A simple and elegant solution proposed by Ionov is to rely on bioinformatics to look for candidate proteins, even at the risk of ignoring the peptides which do not mimic linear epitopes. Despite some obvious inherent limitations, this promises to be a very fruitful approach, as it is readily interfaced with high-throughput sequencing and could be used to pick proteins that are targeted through distinct epitopes either in a single patient or in different individuals. The next natural step is to expand this methodology to a larger patient population and to various cancer types in an attempt to identify the signature of common antigens, which could be used for diagnostic purposes and might yield some clues to the molecular pathology of the disease. Another important issue is whether the reactivity to the identified antigens changes predictably during growth, remission and recurrence of the disease. If this is indeed the case, one might be able to select a set of peptides that are recognized by tumor-specific antibodies in a given patient and could be used to probe the state of the disease using a simple blood test. Potential complication reside in the choice of negative control antibodies, which are used for pre-absorption of the phage library, and discriminating between tumor-specific antigens and any additional auto-antigens that may arise in an individual. It is also tempting to compare the sequences of the selected peptides to the databases of viral proteins, as an attempt to examine the possible viral contribution to the disease.

While the tumor-associated antigens revealed by immuno-profiling may be highly significant for diagnostic purposes, one has to be cautious not to exaggerate their mechanistic roles in disease progression. Such antigens may be mere byproducts of engaged oncogenic pathways or purely serendipitous variations in cancer cells. In this aspect, immuno-profiling strategy of Ionov joins other methods of comparative analysis, which complement, rather than replace the function-based gene discovery techniques (discussed elsewhere [3-4]) and other conventional techniques of molecular oncology.
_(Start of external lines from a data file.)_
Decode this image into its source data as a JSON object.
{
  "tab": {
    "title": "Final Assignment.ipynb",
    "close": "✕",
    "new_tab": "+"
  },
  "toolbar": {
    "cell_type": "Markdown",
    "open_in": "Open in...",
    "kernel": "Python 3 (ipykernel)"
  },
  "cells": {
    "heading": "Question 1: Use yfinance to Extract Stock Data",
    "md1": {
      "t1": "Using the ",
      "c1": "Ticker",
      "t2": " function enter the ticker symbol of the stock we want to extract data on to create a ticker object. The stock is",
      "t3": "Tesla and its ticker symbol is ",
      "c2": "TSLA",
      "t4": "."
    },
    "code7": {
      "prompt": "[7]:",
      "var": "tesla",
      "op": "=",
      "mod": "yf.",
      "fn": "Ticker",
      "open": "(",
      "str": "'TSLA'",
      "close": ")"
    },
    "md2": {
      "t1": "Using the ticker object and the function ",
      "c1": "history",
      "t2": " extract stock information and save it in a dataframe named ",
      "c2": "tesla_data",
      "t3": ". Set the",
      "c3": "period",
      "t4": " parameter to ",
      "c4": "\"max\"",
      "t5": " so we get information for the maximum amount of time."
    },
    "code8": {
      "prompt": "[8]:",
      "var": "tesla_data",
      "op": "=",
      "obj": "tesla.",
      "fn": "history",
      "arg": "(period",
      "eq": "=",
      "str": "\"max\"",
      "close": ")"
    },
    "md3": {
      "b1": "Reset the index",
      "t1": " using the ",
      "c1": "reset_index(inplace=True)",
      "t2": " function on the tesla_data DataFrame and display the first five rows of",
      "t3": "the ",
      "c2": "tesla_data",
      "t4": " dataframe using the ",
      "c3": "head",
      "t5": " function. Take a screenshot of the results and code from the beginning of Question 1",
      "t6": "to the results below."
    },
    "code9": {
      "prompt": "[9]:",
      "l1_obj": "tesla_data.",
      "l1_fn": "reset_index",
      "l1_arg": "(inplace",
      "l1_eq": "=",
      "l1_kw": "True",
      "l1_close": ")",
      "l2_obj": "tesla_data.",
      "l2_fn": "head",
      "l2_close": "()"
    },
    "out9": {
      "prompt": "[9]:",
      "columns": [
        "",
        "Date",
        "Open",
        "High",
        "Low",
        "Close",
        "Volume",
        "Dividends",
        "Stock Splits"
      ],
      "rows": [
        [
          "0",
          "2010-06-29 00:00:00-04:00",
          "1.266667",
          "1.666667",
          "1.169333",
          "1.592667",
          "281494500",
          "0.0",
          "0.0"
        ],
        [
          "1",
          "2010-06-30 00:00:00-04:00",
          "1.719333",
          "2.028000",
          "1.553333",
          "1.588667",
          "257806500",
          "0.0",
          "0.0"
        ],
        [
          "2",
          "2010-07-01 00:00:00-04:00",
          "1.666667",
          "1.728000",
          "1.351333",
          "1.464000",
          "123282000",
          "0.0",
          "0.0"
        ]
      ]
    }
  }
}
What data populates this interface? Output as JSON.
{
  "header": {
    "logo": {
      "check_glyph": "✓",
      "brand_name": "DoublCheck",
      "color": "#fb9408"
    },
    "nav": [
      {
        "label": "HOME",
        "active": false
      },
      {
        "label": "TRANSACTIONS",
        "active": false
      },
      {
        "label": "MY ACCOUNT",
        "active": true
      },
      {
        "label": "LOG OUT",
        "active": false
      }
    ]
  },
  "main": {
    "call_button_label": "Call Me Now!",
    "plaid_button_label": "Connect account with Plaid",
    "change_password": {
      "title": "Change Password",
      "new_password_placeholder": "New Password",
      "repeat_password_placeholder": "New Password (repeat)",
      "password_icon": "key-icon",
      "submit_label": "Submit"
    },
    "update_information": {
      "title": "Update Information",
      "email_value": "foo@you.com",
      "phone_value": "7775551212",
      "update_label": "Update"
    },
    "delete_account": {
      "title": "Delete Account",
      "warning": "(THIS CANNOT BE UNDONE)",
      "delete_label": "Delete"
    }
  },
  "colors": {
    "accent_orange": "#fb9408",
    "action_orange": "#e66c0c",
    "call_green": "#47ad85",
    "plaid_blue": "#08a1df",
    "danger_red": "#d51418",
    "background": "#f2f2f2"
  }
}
Certainly, a large number of tumor-associated antigens are not recognized as continuous epitopes. At this time, one cannot conclude whether the omission of such epitopes from consideration does or does not critically impair the technology. In fact, for as long as the interaction of these epitopes with antibodies is faithfully mimicked by the selected peptides, those peptides might be useful in conjunction with appropriate adjuvants and chemotherapy to boost the anti-tumor activity of the patient's immune system (as is done with conventional peptide cancer vaccines [5]) even if the actual antigen remains unknown. The utility of this approach is yet to be tested and has to be evaluated against the competing technologies, such as whole-cell tumor vaccines [6].